Mohon tunggu...
Dizzman
Dizzman Mohon Tunggu... Freelancer - Public Policy and Infrastructure Analyst

"Uang tak dibawa mati, jadi bawalah jalan-jalan" -- Dizzman Penulis Buku - Manusia Bandara email: dizzman@yahoo.com

Selanjutnya

Tutup

Travel Story Artikel Utama

[Jelajah Yangon] Menjajal Circular Train, Menikmati Eksotisme Shwedagon

29 April 2017   13:00 Diperbarui: 29 April 2017   18:46 857
+
Laporkan Konten
Laporkan Akun
Kompasiana adalah platform blog. Konten ini menjadi tanggung jawab bloger dan tidak mewakili pandangan redaksi Kompas.
Lihat foto
Replika Kapal Karaweik di tengah Danau Kandawgyi (Dokpri)

Berhubung masih terjebak festival air seperti telah diceritakan disini, sayapun akhirnya hanya bisa menikmati indahnya kota Yangon dan sekitarnya saja. Mumpung acara siram-siraman belum mulai, pagi-pagi saya menyambangi Pagoda Shwedagon yang merupakan candi terbesar di Yangon. Tidak seperti tempat lain yang masih sepi pukul enam pagi, pagoda Shwedagon sudah dipenuhi para bhiksu  maupun warga yang hendak beribadah. Entah karena takut kena siraman air atau memang ibadah pagi, suasananya mirip seperti umroh, ramai namun tetap khusyuk beribadah.

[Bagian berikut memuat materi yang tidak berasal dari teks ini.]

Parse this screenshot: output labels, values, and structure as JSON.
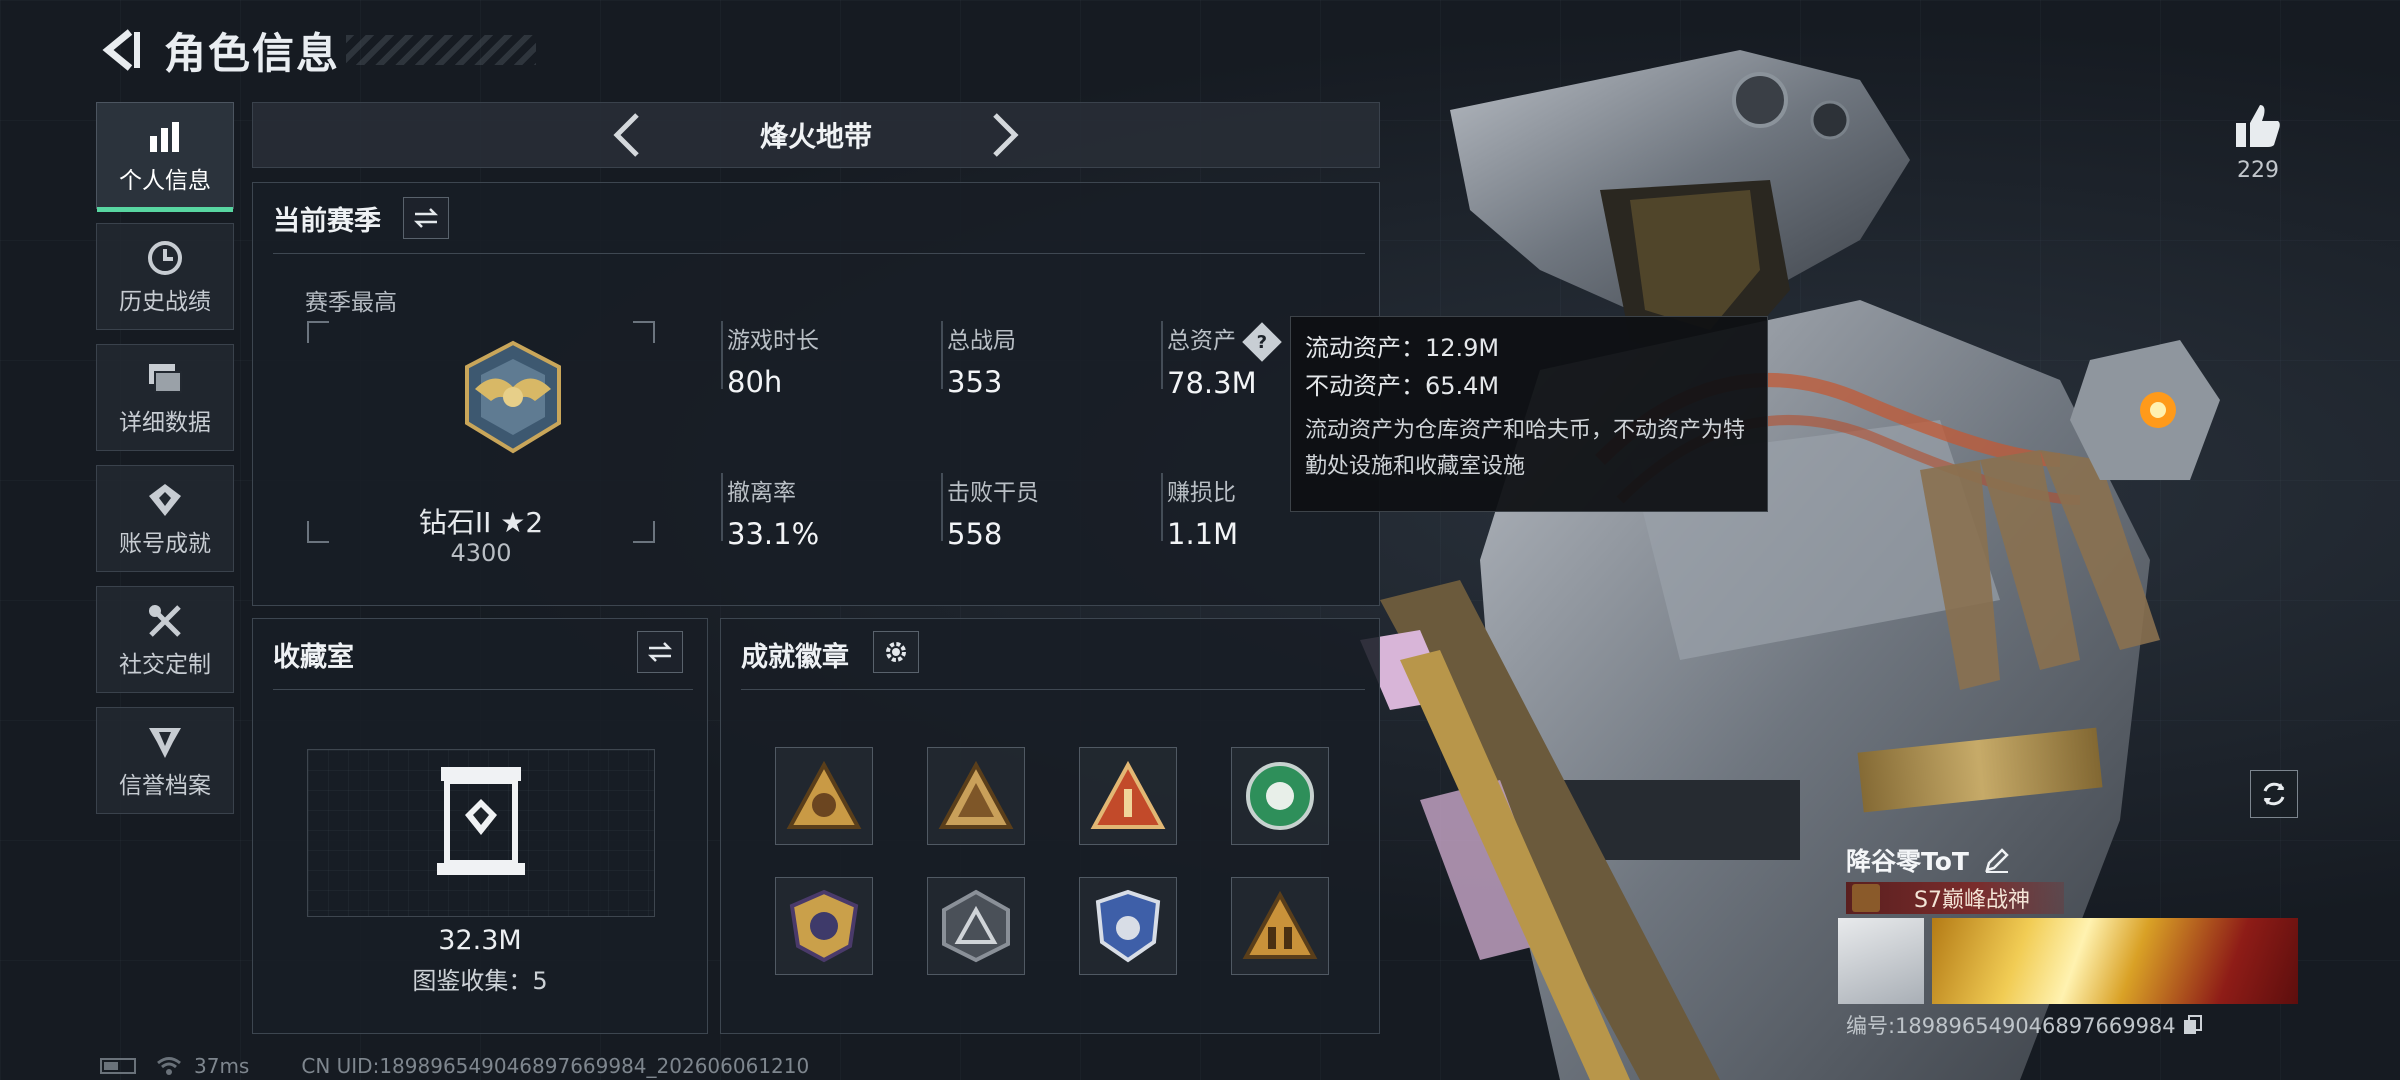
{
  "header": {
    "title": "角色信息"
  },
  "nav": {
    "items": [
      {
        "label": "个人信息",
        "icon": "bar-chart-icon",
        "active": true
      },
      {
        "label": "历史战绩",
        "icon": "clock-history-icon"
      },
      {
        "label": "详细数据",
        "icon": "stacked-cards-icon"
      },
      {
        "label": "账号成就",
        "icon": "achievement-icon"
      },
      {
        "label": "社交定制",
        "icon": "wrench-tools-icon"
      },
      {
        "label": "信誉档案",
        "icon": "shield-emblem-icon"
      }
    ]
  },
  "mode": {
    "name": "烽火地带"
  },
  "season": {
    "title": "当前赛季",
    "best_label": "赛季最高",
    "rank_name": "钻石II ★2",
    "rank_score": "4300",
    "stats": [
      {
        "label": "游戏时长",
        "value": "80h"
      },
      {
        "label": "总战局",
        "value": "353"
      },
      {
        "label": "总资产",
        "value": "78.3M"
      },
      {
        "label": "撤离率",
        "value": "33.1%"
      },
      {
        "label": "击败干员",
        "value": "558"
      },
      {
        "label": "赚损比",
        "value": "1.1M"
      }
    ],
    "help_glyph": "?"
  },
  "tooltip": {
    "liquid": "流动资产：12.9M",
    "fixed": "不动资产：65.4M",
    "description": "流动资产为仓库资产和哈夫币，不动资产为特勤处设施和收藏室设施"
  },
  "collection": {
    "title": "收藏室",
    "value": "32.3M",
    "count": "图鉴收集：5"
  },
  "badges": {
    "title": "成就徽章",
    "items": [
      "badge-triangle-helmet",
      "badge-triangle-pyramid",
      "badge-triangle-number-one",
      "badge-green-shield",
      "badge-gold-crest",
      "badge-grey-triangle",
      "badge-blue-shield",
      "badge-gold-soldiers"
    ]
  },
  "player": {
    "likes": "229",
    "name": "降谷零ToT",
    "title_badge": "S7巅峰战神",
    "id": "编号:18989654904689766998​4"
  },
  "status": {
    "ping": "37ms",
    "uid": "CN UID:18989654904689766998​4_202606061210"
  },
  "colors": {
    "accent": "#58d6a1",
    "panel_bg": "#181e25",
    "title_badge_bg": "#7a2c2c"
  }
}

Jalan Masuk Menuju Pagoda yang Beratap dan Kios di Kedua Sisi (Dokpri)
Jalan Masuk Menuju Pagoda yang Beratap dan Kios di Kedua Sisi (Dokpri)
Dari pintu masuk di bawah menuju puncak stupa kita harus mendaki ratusan tangga namun tetap teduh karena tertutup atap dan di kiri kanannya terdapat kios penjual souvenir dan aksesoris ibadah. Alas kaki harus dicopot, dan menjelang pintu masuk barang bawaan dan kita diperiksa melalui mesin pemindai untuk mengatisipasi hal-hal yang tak diinginkan. Setiba di pintu masuk atas kita wajib membayar 8000 Kyats (80 Ribu Rupiah) sebagai tanda masuk pagoda, sementara foto bebas tidak dikenai biaya.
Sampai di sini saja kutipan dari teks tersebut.